Aggregating data v16

Like most other relational database products, EDB Postgres Advanced Server supports aggregate functions. An aggregate function computes a single result from multiple input rows. For example, some aggregates compute the COUNT, SUM, AVG (average), MAX (maximum), and MIN (minimum) over a set of rows.

As an example, you can find the highest and lowest salaries with the following query:

SELECT MAX(sal) highest_salary, MIN(sal) lowest_salary FROM emp;
Output
highest_salary | lowest_salary
----------------+---------------
       5000.00  |        800.00
(1 row)

If you want to find the employee with the largest salary, you might be tempted to try:

SELECT ename FROM emp WHERE sal = MAX(sal);
Output
ERROR:  aggregates not allowed in WHERE clause

This approach doesn't work because you can't use the aggregate function MAX in the WHERE clause. This restriction exists because the WHERE clause determines the rows that go into the aggregation stage. Hence, it has to be evaluated before aggregate functions are computed. However, you can restart the query to accomplish the intended result by using a subquery. The subquery is an independent computation that obtains its own result separately from the outer query.

SELECT ename FROM emp WHERE sal = (SELECT MAX(sal) FROM emp);
Output
ename
-------
 KING
(1 row)

Aggregates are also useful in combination with the GROUP BY clause. For example, the following query gets the highest salary in each department.

SELECT deptno, MAX(sal) FROM emp GROUP BY deptno;
Output
deptno |   max
--------+---------
     10 | 5000.00
     20 | 3000.00
     30 | 2850.00
(3 rows)

This query produces one output row per department. Each aggregate result is computed over the rows matching that department. These grouped rows can be filtered using the HAVING clause.
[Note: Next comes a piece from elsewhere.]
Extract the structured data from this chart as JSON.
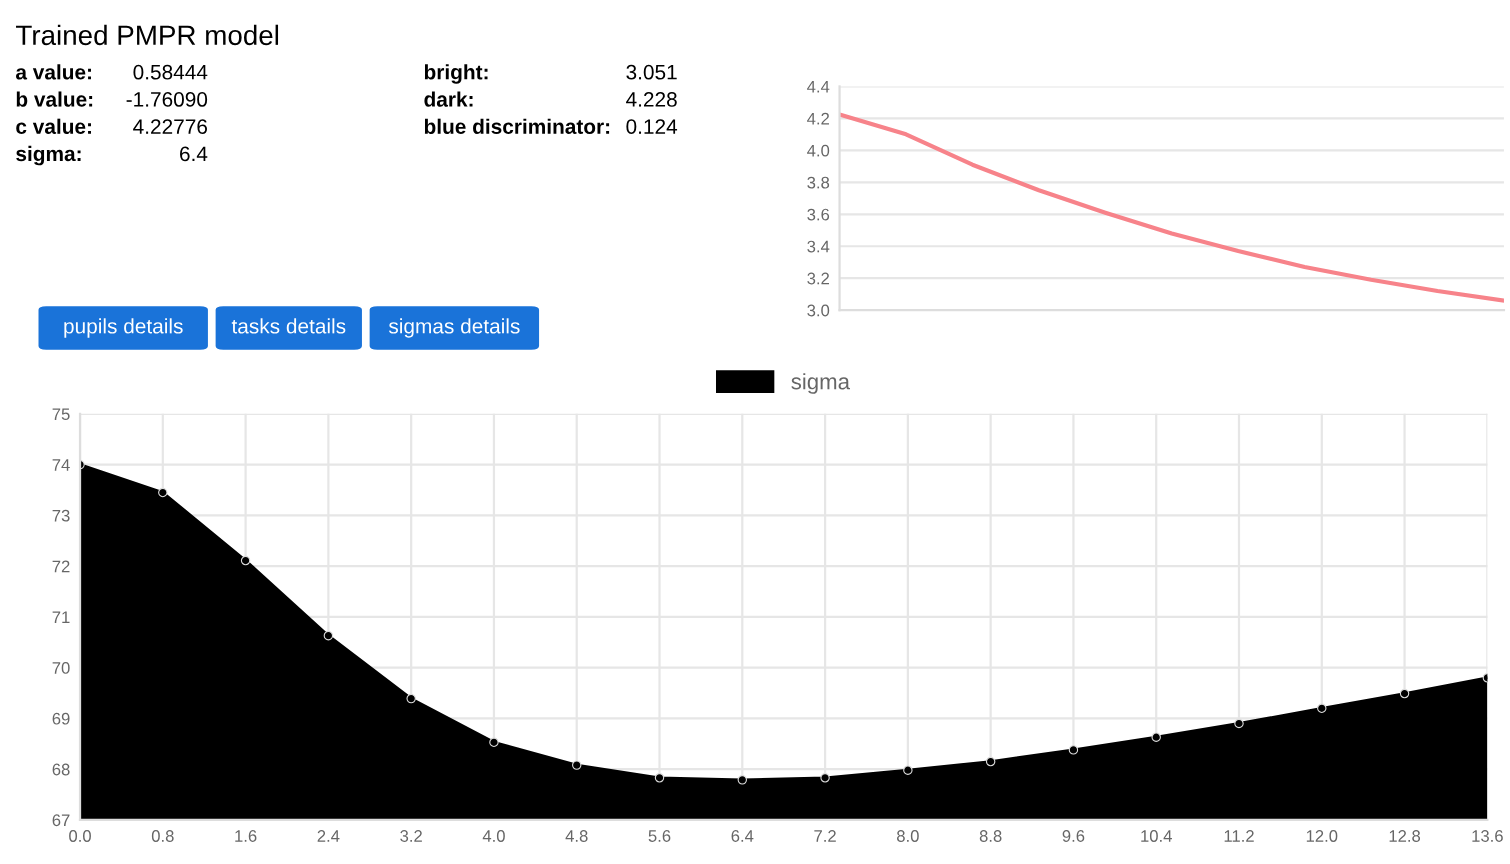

SELECT deptno, MAX(sal) FROM emp GROUP BY deptno HAVING AVG(sal) > 2000;
Output
deptno |   max
--------+---------
     10 | 5000.00
     20 | 3000.00
(2 rows)

This query gives the same results for only those departments that have an average salary greater than 2000.

Finally, the following query takes into account only the highest paid employees who are analysts in each department.

SELECT deptno, MAX(sal) FROM emp WHERE job = 'ANALYST' GROUP BY deptno HAVING AVG(sal) > 2000;
Output
deptno |   max
--------+---------
     20 | 3000.00
(1 row)

There's a subtle distinction between the WHERE and HAVING clauses. The WHERE clause filters out rows before grouping occurs and aggregate functions are applied. The HAVING clause applies filters on the results after rows are grouped and aggregate functions are computed for each group.

So, in the previous example, only employees who are analysts are considered. From this subset, the employees are grouped by department. Only those groups where the average salary of analysts in the group is greater than 2000 are in the final result. This is true only of the group for department 20, and the maximum analyst salary in department 20 is 3000.00.